“Biblioteca de rótulos”, por Júlio Roldão

Júlio Roldão nasceu no Porto em 1953, onde vive. Foi para Coimbra em 1971 para aprender Direito mas acabou a fazer Teatro e a fazer-se jornalista. Foi repórter, redactor e editor num Jornal da Imprensa escrita durante 28 anos. Foi director criativo numa empresa de conteúdos durante oito anos. É jornalista profissional.

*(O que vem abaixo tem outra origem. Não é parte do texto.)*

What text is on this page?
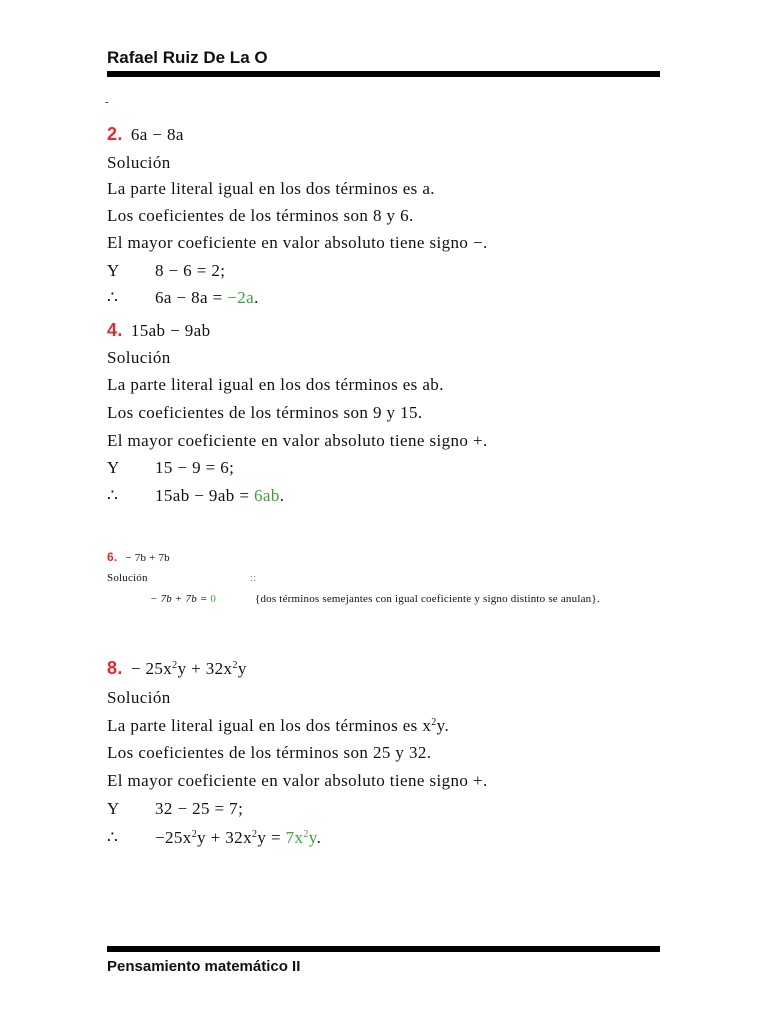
Rafael Ruiz De La O
-
2. 6a − 8a
Solución
La parte literal igual en los dos términos es a.
Los coeficientes de los términos son 8 y 6.
El mayor coeficiente en valor absoluto tiene signo −.
Y 8 − 6 = 2;
∴ 6a − 8a = −2a.
4. 15ab − 9ab
Solución
La parte literal igual en los dos términos es ab.
Los coeficientes de los términos son 9 y 15.
El mayor coeficiente en valor absoluto tiene signo +.
Y 15 − 9 = 6;
∴ 15ab − 9ab = 6ab.
6. − 7b + 7b
Solución	::
− 7b + 7b = 0	{dos términos semejantes con igual coeficiente y signo distinto se anulan}.
8. − $25x^2y + 32x^2y$
Solución
La parte literal igual en los dos términos es $x^2y$.
Los coeficientes de los términos son 25 y 32.
El mayor coeficiente en valor absoluto tiene signo +.
Y 32 − 25 = 7;
∴ $-25x^2y + 32x^2y = 7x^2y$.
Pensamiento matemático II
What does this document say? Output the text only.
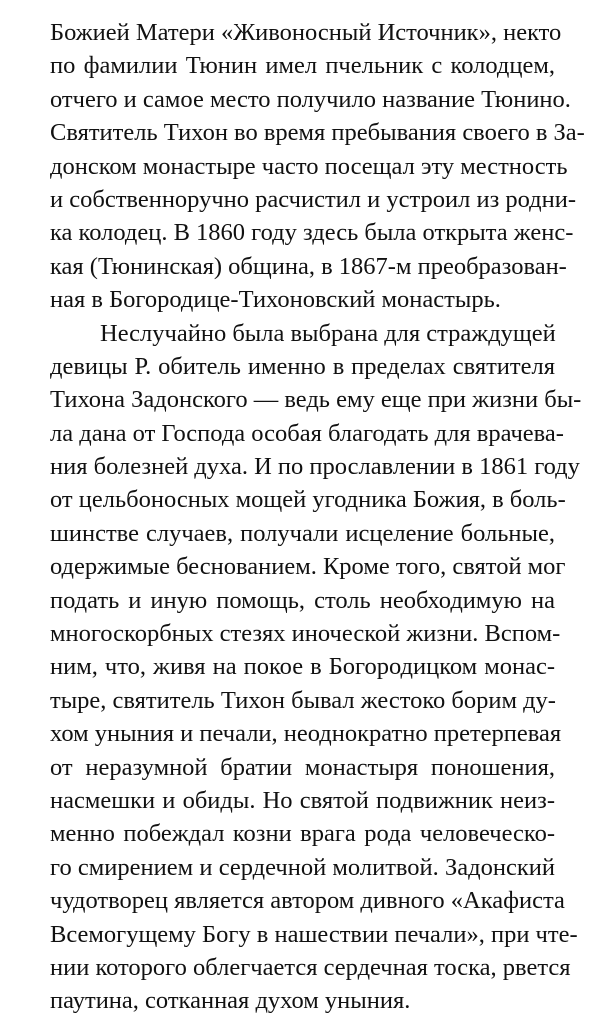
Божией Матери «Живоносный Источник», некто
по фамилии Тюнин имел пчельник с колодцем,
отчего и самое место получило название Тюнино.
Святитель Тихон во время пребывания своего в За-
донском монастыре часто посещал эту местность
и собственноручно расчистил и устроил из родни-
ка колодец. В 1860 году здесь была открыта женс-
кая (Тюнинская) община, в 1867-м преобразован-
ная в Богородице-Тихоновский монастырь.
Неслучайно была выбрана для страждущей
девицы Р. обитель именно в пределах святителя
Тихона Задонского — ведь ему еще при жизни бы-
ла дана от Господа особая благодать для врачева-
ния болезней духа. И по прославлении в 1861 году
от цельбоносных мощей угодника Божия, в боль-
шинстве случаев, получали исцеление больные,
одержимые беснованием. Кроме того, святой мог
подать и иную помощь, столь необходимую на
многоскорбных стезях иноческой жизни. Вспом-
ним, что, живя на покое в Богородицком монас-
тыре, святитель Тихон бывал жестоко борим ду-
хом уныния и печали, неоднократно претерпевая
от неразумной братии монастыря поношения,
насмешки и обиды. Но святой подвижник неиз-
менно побеждал козни врага рода человеческо-
го смирением и сердечной молитвой. Задонский
чудотворец является автором дивного «Акафиста
Всемогущему Богу в нашествии печали», при чте-
нии которого облегчается сердечная тоска, рвется
паутина, сотканная духом уныния.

Aceitou o nosso desafio de escrever um pequeno texto exclusivamente para o nosso blog, em que o tema proposto foi uma biblioteca de rótulos de vinho. Aqui está o resultado.

Biblioteca de rótulos
Há livros diVinos. Juntos formam uma daquelas bibliotecas admiráveis de rotuladas raridades. DiVino é também aquele que sacia a sua sede, apreciando todo o saber que brota quando abrimos uma obra dessas. Produto do homem.
As Vinhas da Ira é um desses livros diVinos. Outro, da colheita de 1953, a do ano em que nasci, ė a Vindima de Sangue, terceira obra da trilogia ciclo do port wine de Alves Redol – os outros dois são Horizonte Cerrado e Os Homens e as Sombras.
Miguel Torga também escolheu o Douro Vinhateiro para tema do primeiro romance – Vindima. E na edição que li, a nona, o escritor diz, em carta prefácio ao leitor, que à data dessa reedição já não (d)escreveria a região assim. As condições de vida melhoraram relativamente à realidade dos anos quarenta, quando escreveu a Vindima.
Há dias, numa tertúlia de amigos que amiúde discutem política e literatura em almoços cuidados, bebeu-se o Douro preferido de Miguel Torga para acompanhar  caça, além de uma reserva da Bairrada, ambos trazidos, pelo tertuliano Jorge Castilho.
Também bebemos uma colheita seleccionada da Adega de Palmela, engarrafada, a mando da GreenMedia, sob o sugestivo nome Jornalista e oferecida pelo tertuliano Domingos de Andrade. Ao todo três rótulos dignos das perdizes que João Baptista de Magalhães, outro dos tertulianos, mestre e caçador, oferecera.
Eu e Alfredo Maia, os tertulianos que falta citar, transformamos os rótulos daquelas garrafas em marcadores de livros e outras aguarelas, devidamente carimbadas com um pequeno poema de minha autoria, quase alcoólico, que reza assim – rótulos de vinhos // bebidos com os amigos // e outros poemas.
O difícil desafio de revelar uma biblioteca de rótulos de vinhos já leva cinco livros e três colheitas. Mas é tarefa que dá sede, o que justifica um bruto, talvez casta baga, método tradicional. Para beber com os amigos.